04.12.2004 | aktual.: 04.12.2004 07:35

Na aukcję sztuki współczesnej w Domu Aukcyjnym "Agra-Art" w Warszawie trafiły dwie prace na papierze Stasysa Eidrigeviciusa. Jedną sprzedano za 800 zł, drugą za 1600 zł. Kupcy jeszcze nie wiedzą, że mają teraz falsyfikaty. Stasys zaś jest pewny, że nie on jest autorem. Opowiada: Zadzwoniła do mnie Janina Czarnecka- Górka, właścicielka krakowskiej galerii Artemis, którą nabywcy rysunków w Agrze poprosili o potwierdzenie autentyczności. Zajrzałem na stronę internetową Agry i nie mogłem uwierzyć. Ktoś posłużył się moimi grafikami ilustrującymi poezje Miłosza, które wydano w 100 egzemplarzach! - opowiada artysta dziennikarzowi "Gazety Wyborczej".

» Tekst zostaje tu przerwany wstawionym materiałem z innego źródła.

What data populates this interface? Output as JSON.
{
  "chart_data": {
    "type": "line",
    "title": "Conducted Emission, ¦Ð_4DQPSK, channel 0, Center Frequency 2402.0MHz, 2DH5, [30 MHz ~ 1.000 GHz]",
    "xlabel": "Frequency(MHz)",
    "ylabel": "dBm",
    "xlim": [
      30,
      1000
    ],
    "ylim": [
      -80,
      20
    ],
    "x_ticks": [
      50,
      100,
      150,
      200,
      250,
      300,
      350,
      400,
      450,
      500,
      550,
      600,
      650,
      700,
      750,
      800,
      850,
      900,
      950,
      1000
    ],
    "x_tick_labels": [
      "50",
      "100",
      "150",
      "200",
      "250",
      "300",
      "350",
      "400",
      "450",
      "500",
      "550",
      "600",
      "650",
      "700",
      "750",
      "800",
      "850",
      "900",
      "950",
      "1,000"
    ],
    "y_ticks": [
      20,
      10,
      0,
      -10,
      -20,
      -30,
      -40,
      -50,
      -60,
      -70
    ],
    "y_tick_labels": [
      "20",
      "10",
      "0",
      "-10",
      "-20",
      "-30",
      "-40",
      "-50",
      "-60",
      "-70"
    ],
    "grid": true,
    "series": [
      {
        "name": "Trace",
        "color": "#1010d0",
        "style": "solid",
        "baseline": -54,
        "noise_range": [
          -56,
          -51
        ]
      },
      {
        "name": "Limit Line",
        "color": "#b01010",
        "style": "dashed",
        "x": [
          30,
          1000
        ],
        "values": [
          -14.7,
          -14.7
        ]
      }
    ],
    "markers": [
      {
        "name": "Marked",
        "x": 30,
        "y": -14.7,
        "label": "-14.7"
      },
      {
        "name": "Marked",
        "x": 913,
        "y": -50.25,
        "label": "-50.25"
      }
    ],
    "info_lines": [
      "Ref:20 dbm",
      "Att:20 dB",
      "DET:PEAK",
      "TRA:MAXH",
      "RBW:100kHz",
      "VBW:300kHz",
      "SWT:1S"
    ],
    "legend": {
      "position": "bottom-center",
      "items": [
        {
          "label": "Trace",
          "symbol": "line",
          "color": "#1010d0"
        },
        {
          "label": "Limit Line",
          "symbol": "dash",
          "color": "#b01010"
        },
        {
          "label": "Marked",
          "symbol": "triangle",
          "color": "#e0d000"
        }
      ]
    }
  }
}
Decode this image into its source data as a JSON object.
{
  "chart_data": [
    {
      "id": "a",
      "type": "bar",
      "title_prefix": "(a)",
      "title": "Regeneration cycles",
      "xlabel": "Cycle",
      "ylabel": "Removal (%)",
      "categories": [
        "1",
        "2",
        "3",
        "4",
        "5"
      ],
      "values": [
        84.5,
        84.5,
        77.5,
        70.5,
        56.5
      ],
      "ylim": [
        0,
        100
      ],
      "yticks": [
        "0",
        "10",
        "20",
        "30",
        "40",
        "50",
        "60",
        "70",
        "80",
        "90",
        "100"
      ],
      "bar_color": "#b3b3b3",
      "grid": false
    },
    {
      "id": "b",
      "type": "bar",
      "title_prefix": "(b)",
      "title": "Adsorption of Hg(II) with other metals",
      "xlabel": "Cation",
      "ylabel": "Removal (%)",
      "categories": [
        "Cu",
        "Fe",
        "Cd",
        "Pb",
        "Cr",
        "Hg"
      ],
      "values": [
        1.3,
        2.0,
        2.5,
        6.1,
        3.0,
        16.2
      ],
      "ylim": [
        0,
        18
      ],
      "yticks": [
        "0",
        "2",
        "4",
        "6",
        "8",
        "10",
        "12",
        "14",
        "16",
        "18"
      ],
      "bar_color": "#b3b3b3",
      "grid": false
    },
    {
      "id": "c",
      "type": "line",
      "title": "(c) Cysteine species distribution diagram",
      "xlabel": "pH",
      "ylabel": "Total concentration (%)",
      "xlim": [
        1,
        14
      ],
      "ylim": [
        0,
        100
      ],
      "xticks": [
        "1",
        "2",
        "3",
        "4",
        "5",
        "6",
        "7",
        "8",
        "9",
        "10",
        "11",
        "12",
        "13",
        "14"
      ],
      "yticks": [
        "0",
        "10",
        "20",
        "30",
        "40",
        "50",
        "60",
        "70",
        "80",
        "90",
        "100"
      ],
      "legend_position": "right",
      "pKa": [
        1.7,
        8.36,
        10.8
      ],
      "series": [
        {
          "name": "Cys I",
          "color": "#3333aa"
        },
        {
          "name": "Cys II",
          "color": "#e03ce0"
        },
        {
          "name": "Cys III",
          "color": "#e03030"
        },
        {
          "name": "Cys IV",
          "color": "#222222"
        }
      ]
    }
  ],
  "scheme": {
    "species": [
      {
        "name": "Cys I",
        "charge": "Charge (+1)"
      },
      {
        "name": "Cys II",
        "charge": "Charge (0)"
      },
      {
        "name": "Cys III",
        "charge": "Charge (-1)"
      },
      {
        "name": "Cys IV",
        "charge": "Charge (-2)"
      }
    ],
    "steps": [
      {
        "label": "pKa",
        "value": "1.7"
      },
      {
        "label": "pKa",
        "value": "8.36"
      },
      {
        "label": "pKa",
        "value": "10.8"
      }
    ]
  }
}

Fałszerstwa to proceder stary jak świat. W Polsce stał się problemem od końca XIX w. Fałszowanie Fałata czy Malczewskiego było tak nagminne, że już w 1912 r. malarze wytoczyli proces o podrabianie obrazów. W PRL ten proceder wstydliwie przemilczano - informuje "Gazeta Wyborcza".

Od kilkunastu lat - czyli momentu narodzin rynku sztuki - liczba falsyfikatów lawinowo rośnie. I to właśnie sztuki współczesnej. Wielu marszandów bagatelizuje problem. Nie chcą na ten temat mówić, bo to "źle wpływa na rynek" i "podważa zaufanie klientów". Tylko niektórzy - tak jak właścicielka galerii Artemis - uważają, że nie można dłużej milczeć. To kwestia naszej wiarygodności. Chcemy, by klient do nas wracał - tłumaczy gazecie.

Stasys podjął walkę z fałszerzami. Dwa razy razem z policją poszedł do warszawskich galerii (Belloto na Krakowskim Przedmieściu i Primavera w budynku Marriott), gdzie znalazł podróbki. "Dzieła" skonfiskowała policja, warszawska prokuratura umorzyła dochodzenie. Dlaczego? Bo "nie można przypisać działania z zamiarem bezpośrednim wprowadzenia w błąd co do autorstwa obrazów" - donosi "Gazeta Wyborcza". (PAP)

Źródło artykułu:PAP
Wybrane dla Ciebie
Komentarze (0)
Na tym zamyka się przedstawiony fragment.